WASHINGTON (Reuters) - The Federal Trade Commission asked the Supreme Court on Thursday to take up its fight against deals between brand-name drug companies and generic firms which they say delay the production of cheaper medicines.
The U.S. solicitor general filed an appeal on behalf of the agency asking the high court to hear the FTC’s fight with Solvay, now owned by Abbott Laboratories, and three generic makers.
The companies had made a deal, sometimes called a “reverse payment,” that the FTC said meant higher prices for AndroGel, a testosterone cream used by men with low testosterone.
“The anticompetitive potential of reverse-payment agreements -- which are estimated to cost consumers billions of dollars annually -- is sufficiently clear that they should be treated as presumptively unlawful,” the FTC said in its court filing.
The case began in 2003, when Solvay, which makes AndroGel, filed a lawsuit accusing generic rivals Watson Pharmaceuticals Inc, Paddock Laboratories Inc and later Par Pharmaceutical Cos Inc of infringing on its patents for the drug.

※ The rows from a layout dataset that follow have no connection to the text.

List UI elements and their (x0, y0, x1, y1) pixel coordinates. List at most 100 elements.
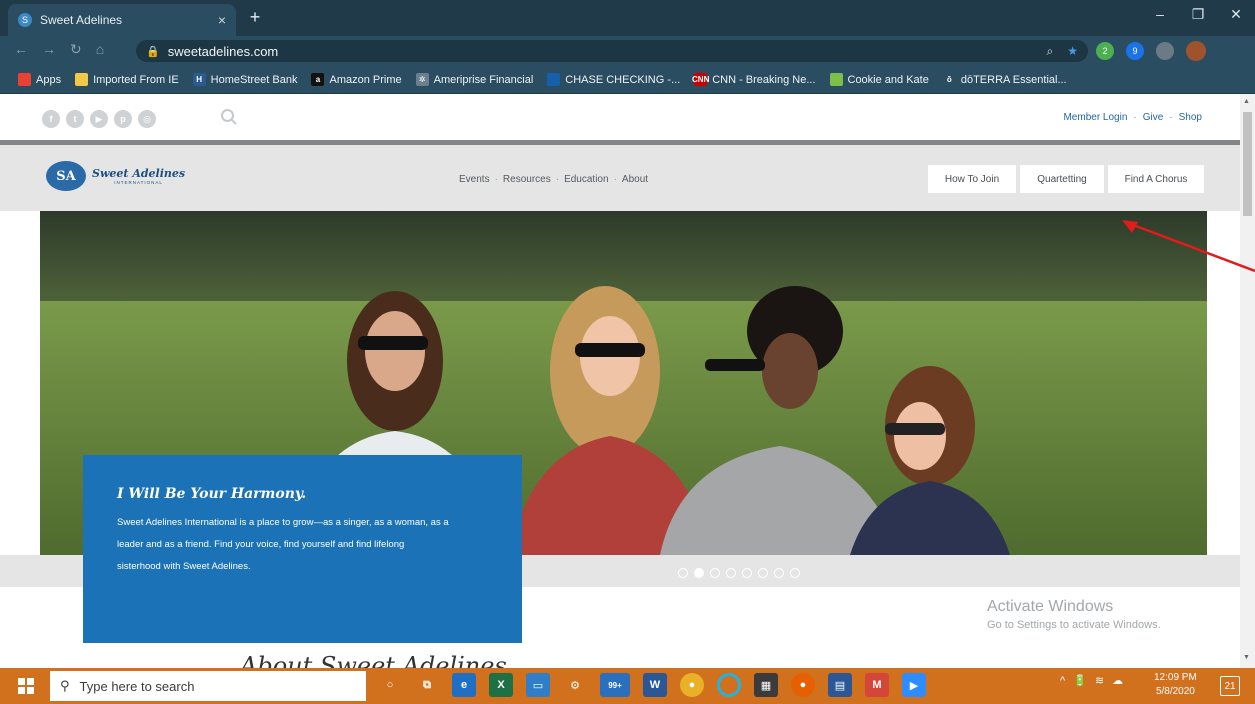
nav-buttons: ← → ↻ ⌂ (14, 41, 104, 58)
find-a-chorus-button[interactable]: Find A Chorus (1108, 165, 1204, 193)
carousel-dot[interactable] (710, 568, 720, 578)
zoom-icon[interactable]: ⌕ (1047, 44, 1054, 59)
scroll-down-arrow-icon[interactable]: ▼ (1243, 654, 1250, 661)
cortana-ring-icon[interactable] (717, 673, 741, 697)
new-tab-button[interactable]: + (244, 6, 266, 28)
address-bar[interactable]: 🔒 sweetadelines.com ⌕ ★ (136, 40, 1088, 62)
gmail-icon[interactable]: M (865, 673, 889, 697)
carousel-dot[interactable] (694, 568, 704, 578)
wifi-icon[interactable]: ≋ (1095, 674, 1104, 687)
calculator-icon[interactable]: ▦ (754, 673, 778, 697)
mail-icon[interactable]: 99+ (600, 673, 630, 697)
nav-about[interactable]: About (622, 174, 648, 185)
forward-button[interactable]: → (42, 41, 56, 58)
minimize-button[interactable]: – (1141, 0, 1179, 28)
search-icon: ⚲ (60, 678, 70, 693)
amazon-icon: a (311, 73, 325, 86)
battery-icon[interactable]: 🔋 (1073, 674, 1087, 687)
settings-gear-icon[interactable]: ⚙ (563, 673, 587, 697)
firefox-icon[interactable]: ● (791, 673, 815, 697)
nav-resources[interactable]: Resources (503, 174, 551, 185)
bookmark-label: Apps (36, 73, 62, 86)
how-to-join-button[interactable]: How To Join (928, 165, 1016, 193)
window-controls: – ❐ ✕ (1141, 0, 1255, 36)
bookmark-label: dōTERRA Essential... (960, 73, 1067, 86)
bookmark-item[interactable]: CHASE CHECKING -... (547, 73, 680, 86)
calendar-icon[interactable]: ▤ (828, 673, 852, 697)
activate-windows-watermark: Activate Windows Go to Settings to activ… (987, 598, 1161, 631)
scroll-up-arrow-icon[interactable]: ▲ (1243, 98, 1250, 105)
search-icon[interactable] (220, 108, 238, 126)
apps-grid-icon (18, 73, 31, 86)
give-link[interactable]: Give (1143, 112, 1164, 123)
system-tray: ^ 🔋 ≋ ☁ (1060, 674, 1123, 688)
url-text[interactable]: sweetadelines.com (168, 44, 1047, 59)
bookmark-star-icon[interactable]: ★ (1067, 44, 1078, 59)
carousel-dot[interactable] (774, 568, 784, 578)
quartetting-button[interactable]: Quartetting (1020, 165, 1104, 193)
reload-button[interactable]: ↻ (70, 41, 82, 58)
browser-tab[interactable]: S Sweet Adelines × (8, 4, 236, 36)
taskbar-clock[interactable]: 12:09 PM 5/8/2020 (1154, 671, 1197, 699)
home-button[interactable]: ⌂ (96, 41, 104, 58)
twitter-icon[interactable]: t (66, 110, 84, 128)
word-icon[interactable]: W (643, 673, 667, 697)
bookmark-label: Ameriprise Financial (433, 73, 534, 86)
onedrive-icon[interactable]: ☁ (1112, 674, 1123, 687)
bookmark-item[interactable]: Imported From IE (75, 73, 179, 86)
page-scrollbar[interactable]: ▲ ▼ (1240, 94, 1255, 668)
restore-button[interactable]: ❐ (1179, 0, 1217, 28)
site-header: SA Sweet Adelines INTERNATIONAL Events ·… (0, 145, 1240, 211)
below-fold-heading: About Sweet Adelines (240, 652, 507, 668)
extension-a-icon[interactable]: 9 (1126, 42, 1144, 60)
site-logo[interactable]: SA Sweet Adelines INTERNATIONAL (46, 161, 185, 191)
tab-close-icon[interactable]: × (218, 12, 226, 28)
nav-education[interactable]: Education (564, 174, 608, 185)
tray-chevron-icon[interactable]: ^ (1060, 675, 1065, 687)
carousel-dot[interactable] (758, 568, 768, 578)
carousel-dot[interactable] (726, 568, 736, 578)
cortana-icon[interactable]: ○ (378, 673, 402, 697)
separator: · (1169, 112, 1173, 123)
facebook-icon[interactable]: f (42, 110, 60, 128)
carousel-dot[interactable] (678, 568, 688, 578)
extension-check-icon[interactable]: 2 (1096, 42, 1114, 60)
tab-title: Sweet Adelines (40, 13, 123, 27)
sweet-adelines-favicon-icon: S (18, 13, 32, 27)
bookmark-item[interactable]: H HomeStreet Bank (192, 73, 297, 86)
bookmark-item[interactable]: a Amazon Prime (311, 73, 402, 86)
zoom-app-icon[interactable]: ▶ (902, 673, 926, 697)
edge-icon[interactable]: e (452, 673, 476, 697)
bookmark-item[interactable]: CNN CNN - Breaking Ne... (692, 73, 816, 86)
taskbar-apps: ○ ⧉ e X ▭ ⚙ 99+ W ● ▦ ● ▤ M ▶ (378, 673, 926, 697)
bookmark-item[interactable]: Apps (18, 73, 61, 86)
logo-name: Sweet Adelines (92, 167, 186, 180)
shop-link[interactable]: Shop (1179, 112, 1202, 123)
notifications-badge[interactable]: 21 (1220, 676, 1240, 696)
pinterest-icon[interactable]: p (114, 110, 132, 128)
windows-start-icon[interactable] (18, 678, 34, 694)
file-explorer-icon[interactable]: ▭ (526, 673, 550, 697)
bookmarks-bar: Apps Imported From IE H HomeStreet Bank a Ama… (0, 66, 1255, 94)
profile-avatar[interactable] (1186, 41, 1206, 61)
member-login-link[interactable]: Member Login (1063, 112, 1127, 123)
extension-gray-icon[interactable] (1156, 42, 1174, 60)
carousel-dot[interactable] (742, 568, 752, 578)
nav-events[interactable]: Events (459, 174, 490, 185)
callout-text-line-2: leader and as a friend. Find your voice,… (117, 539, 405, 550)
scroll-thumb[interactable] (1243, 112, 1252, 216)
chrome-icon[interactable]: ● (680, 673, 704, 697)
youtube-icon[interactable]: ▶ (90, 110, 108, 128)
carousel-dot[interactable] (790, 568, 800, 578)
bookmark-item[interactable]: Cookie and Kate (829, 73, 929, 86)
bookmark-item[interactable]: ✲ Ameriprise Financial (415, 73, 534, 86)
task-view-icon[interactable]: ⧉ (415, 673, 439, 697)
taskbar-search-box[interactable]: ⚲ Type here to search (50, 671, 366, 701)
cookie-kate-icon (829, 73, 843, 86)
window-close-button[interactable]: ✕ (1217, 0, 1255, 28)
excel-icon[interactable]: X (489, 673, 513, 697)
back-button[interactable]: ← (14, 41, 28, 58)
lock-icon[interactable]: 🔒 (146, 45, 160, 58)
instagram-icon[interactable]: ◎ (138, 110, 156, 128)
bookmark-item[interactable]: ō dōTERRA Essential... (942, 73, 1067, 86)
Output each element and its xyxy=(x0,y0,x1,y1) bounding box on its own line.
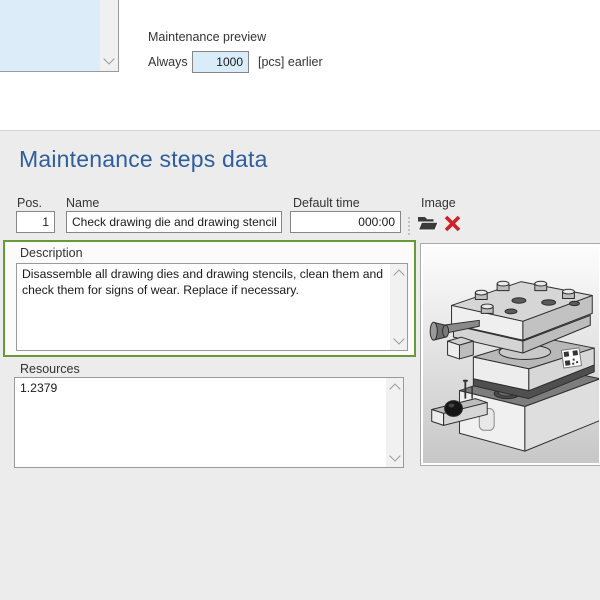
always-label: Always xyxy=(148,55,188,69)
image-label: Image xyxy=(421,196,456,210)
description-group: Description Disassemble all drawing dies… xyxy=(3,240,416,357)
preview-quantity-input[interactable] xyxy=(192,51,249,73)
default-time-label: Default time xyxy=(293,196,360,210)
chevron-up-icon[interactable] xyxy=(388,383,401,395)
resources-field-frame: 1.2379 xyxy=(14,377,404,468)
maintenance-preview-label: Maintenance preview xyxy=(148,30,267,44)
description-textarea[interactable]: Disassemble all drawing dies and drawing… xyxy=(17,264,390,350)
vertical-scrollbar[interactable] xyxy=(100,0,118,71)
name-input[interactable] xyxy=(66,211,282,233)
chevron-down-icon[interactable] xyxy=(388,450,401,462)
image-preview-box xyxy=(420,243,600,466)
pos-label: Pos. xyxy=(17,196,43,210)
name-label: Name xyxy=(66,196,100,210)
delete-image-button[interactable] xyxy=(443,214,462,233)
page-title: Maintenance steps data xyxy=(19,146,268,172)
die-assembly-image xyxy=(423,246,599,463)
top-panel: Maintenance preview Always [pcs] earlier xyxy=(0,0,600,130)
default-time-input[interactable] xyxy=(290,211,401,233)
chevron-down-icon[interactable] xyxy=(392,333,405,345)
resources-label: Resources xyxy=(20,362,80,376)
resources-textarea[interactable]: 1.2379 xyxy=(15,378,386,467)
delete-x-icon xyxy=(444,215,461,232)
description-field-frame: Disassemble all drawing dies and drawing… xyxy=(16,263,408,351)
open-image-button[interactable] xyxy=(417,215,439,232)
vertical-scrollbar[interactable] xyxy=(390,264,407,350)
pcs-earlier-label: [pcs] earlier xyxy=(258,55,323,69)
open-folder-icon xyxy=(417,217,439,231)
gripper-dots-icon[interactable] xyxy=(408,217,410,235)
maintenance-steps-panel: Maintenance steps data Pos. Name Default… xyxy=(0,131,600,600)
vertical-scrollbar[interactable] xyxy=(386,378,403,467)
chevron-up-icon[interactable] xyxy=(392,269,405,281)
pos-input[interactable] xyxy=(16,211,55,233)
chevron-down-icon[interactable] xyxy=(103,53,115,65)
description-label: Description xyxy=(20,246,83,260)
preview-list[interactable] xyxy=(0,0,119,72)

The companies settled in 2006. Solvay agreed to share some of its AndroGel profits with the generic companies through 2015. In return, they agreed to keep their own versions of AndroGel off the market and to help manufacture and promote the brand-name drug.
The FTC sued both the brand-name and generic companies in 2009, arguing that the deal violated antitrust law. The agency lost in district court and also lost on appeal.

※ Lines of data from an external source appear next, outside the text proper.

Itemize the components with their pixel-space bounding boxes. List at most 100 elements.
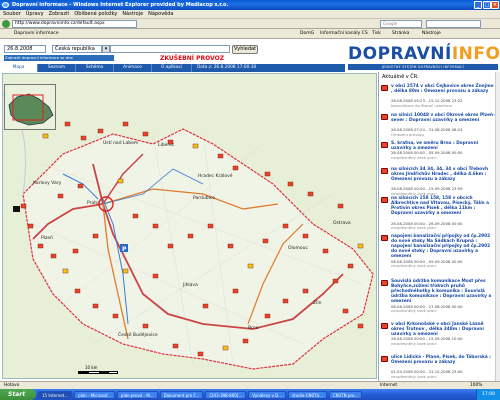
- news-title-link[interactable]: ulice Lidická - Plané, Písek, do Táborsk…: [391, 355, 495, 365]
- event-marker[interactable]: [20, 203, 27, 209]
- event-marker[interactable]: [232, 288, 239, 294]
- event-marker[interactable]: [242, 338, 249, 344]
- location-input[interactable]: [110, 45, 230, 53]
- event-marker[interactable]: [112, 313, 119, 319]
- news-title-link[interactable]: v obci 2574 v obci Čejkovice okres Znojm…: [391, 84, 495, 94]
- tab-animace[interactable]: Animace: [114, 64, 152, 72]
- event-marker[interactable]: [347, 263, 354, 269]
- menu-favorites[interactable]: Oblíbené položky: [74, 10, 117, 18]
- event-marker[interactable]: [192, 143, 199, 149]
- toolbar-page[interactable]: Stránka: [392, 29, 409, 39]
- event-marker[interactable]: [282, 298, 289, 304]
- news-title-link[interactable]: v obci Krkonošské v obci Janské Lázně ok…: [391, 322, 495, 337]
- event-marker[interactable]: [37, 243, 44, 249]
- camera-icon[interactable]: [13, 206, 20, 212]
- event-marker[interactable]: [197, 351, 204, 357]
- minimize-button[interactable]: _: [474, 1, 482, 9]
- event-marker[interactable]: [27, 223, 34, 229]
- task-item[interactable]: plán-prová - M...: [116, 390, 158, 399]
- tab-mapa[interactable]: Mapa: [0, 64, 38, 72]
- event-marker[interactable]: [122, 121, 129, 127]
- event-marker[interactable]: [50, 253, 57, 259]
- event-marker[interactable]: [72, 248, 79, 254]
- event-marker[interactable]: [132, 213, 139, 219]
- event-marker[interactable]: [92, 303, 99, 309]
- event-marker[interactable]: [264, 313, 271, 319]
- event-marker[interactable]: [62, 268, 69, 274]
- event-marker[interactable]: [357, 323, 364, 329]
- task-item[interactable]: Dokument pro č...: [159, 390, 204, 399]
- date-input[interactable]: 26.8.2008: [4, 45, 46, 53]
- region-select[interactable]: Česká republika: [52, 45, 102, 53]
- event-marker[interactable]: [307, 191, 314, 197]
- live-search-input[interactable]: [426, 20, 481, 28]
- maximize-button[interactable]: □: [483, 1, 491, 9]
- event-marker[interactable]: [222, 345, 229, 351]
- event-marker[interactable]: [57, 193, 64, 199]
- event-marker[interactable]: [142, 323, 149, 329]
- event-marker[interactable]: [332, 278, 339, 284]
- news-title-link[interactable]: na silnicích 34 34, 34, 34 v obci Třebov…: [391, 167, 495, 182]
- event-marker[interactable]: [64, 121, 71, 127]
- event-marker[interactable]: [92, 233, 99, 239]
- overview-inset[interactable]: [4, 84, 56, 130]
- event-marker[interactable]: [77, 183, 84, 189]
- task-item[interactable]: plán - Microsof...: [74, 390, 115, 399]
- event-marker[interactable]: [357, 243, 364, 249]
- event-marker[interactable]: [172, 343, 179, 349]
- event-marker[interactable]: [302, 233, 309, 239]
- event-marker[interactable]: [187, 233, 194, 239]
- news-title-link[interactable]: Souvislá údržba komunikace Most přes Boh…: [391, 279, 495, 304]
- news-title-link[interactable]: na silnici 10048 v obci Okrové okres Plz…: [391, 113, 495, 123]
- event-marker[interactable]: [142, 131, 149, 137]
- event-marker[interactable]: [302, 288, 309, 294]
- event-marker[interactable]: [342, 308, 349, 314]
- toolbar-print[interactable]: Tisk: [372, 29, 381, 39]
- map-canvas[interactable]: Praha Liberec Hradec Králové Pardubice Ú…: [3, 74, 377, 379]
- event-marker[interactable]: [152, 223, 159, 229]
- tab-o-aplikaci[interactable]: O aplikaci: [152, 64, 192, 72]
- event-marker[interactable]: [74, 288, 81, 294]
- traffic-map[interactable]: Praha Liberec Hradec Králové Pardubice Ú…: [2, 73, 377, 379]
- event-marker[interactable]: [322, 248, 329, 254]
- event-marker[interactable]: [207, 223, 214, 229]
- toolbar-domg[interactable]: DomG: [300, 29, 314, 39]
- chevron-down-icon[interactable]: ▾: [102, 45, 110, 53]
- event-marker[interactable]: [282, 223, 289, 229]
- menu-file[interactable]: Soubor: [3, 10, 21, 18]
- event-marker[interactable]: [287, 181, 294, 187]
- event-marker[interactable]: [152, 273, 159, 279]
- address-input[interactable]: http://www.dopravniinfo.cz/default.aspx: [12, 20, 137, 28]
- menu-edit[interactable]: Úpravy: [26, 10, 44, 18]
- news-title-link[interactable]: na silnicích 158 158, 158 v obcích Albre…: [391, 196, 495, 216]
- task-item[interactable]: CN3TN pro...: [328, 390, 363, 399]
- event-marker[interactable]: [122, 268, 129, 274]
- task-item[interactable]: Vynálezy v D...: [248, 390, 287, 399]
- event-marker[interactable]: [42, 133, 49, 139]
- event-marker[interactable]: [337, 203, 344, 209]
- sidebar-scrollbar[interactable]: [495, 72, 500, 381]
- menu-tools[interactable]: Nástroje: [122, 10, 143, 18]
- event-marker[interactable]: [217, 153, 224, 159]
- task-item[interactable]: 15 Internet...: [38, 390, 73, 399]
- event-marker[interactable]: [202, 303, 209, 309]
- menu-view[interactable]: Zobrazit: [49, 10, 70, 18]
- event-marker[interactable]: [247, 263, 254, 269]
- event-marker[interactable]: [167, 243, 174, 249]
- toolbar-tools[interactable]: Nástroje: [422, 29, 441, 39]
- close-button[interactable]: ×: [491, 1, 499, 9]
- event-marker[interactable]: [262, 238, 269, 244]
- site-logo[interactable]: DOPRAVNÍINFO: [348, 44, 500, 64]
- event-marker[interactable]: [232, 165, 239, 171]
- start-button[interactable]: Start: [0, 389, 36, 400]
- tab-seznam[interactable]: Seznam: [38, 64, 76, 72]
- tab-schema[interactable]: Schéma: [76, 64, 114, 72]
- event-marker[interactable]: [80, 135, 87, 141]
- task-item[interactable]: studie-CN0T4...: [288, 390, 327, 399]
- search-button[interactable]: Vyhledat: [232, 45, 258, 54]
- event-marker[interactable]: [167, 139, 174, 145]
- menu-help[interactable]: Nápověda: [148, 10, 173, 18]
- event-marker[interactable]: [264, 171, 271, 177]
- task-item[interactable]: [243-398-800]...: [205, 390, 247, 399]
- google-search-input[interactable]: Google: [380, 20, 422, 28]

The FTC has fought such deals for more than 10 years, with mixed success. The agency has pushed for legislation to ban the patent settlements or make it easier for the FTC to challenge them.
Telephone calls to the four drug companies seeking comment were not immediately returned.
The Supreme Court case is Federal Trade Commission v. Watson Pharmaceuticals, Inc., No. 12-416.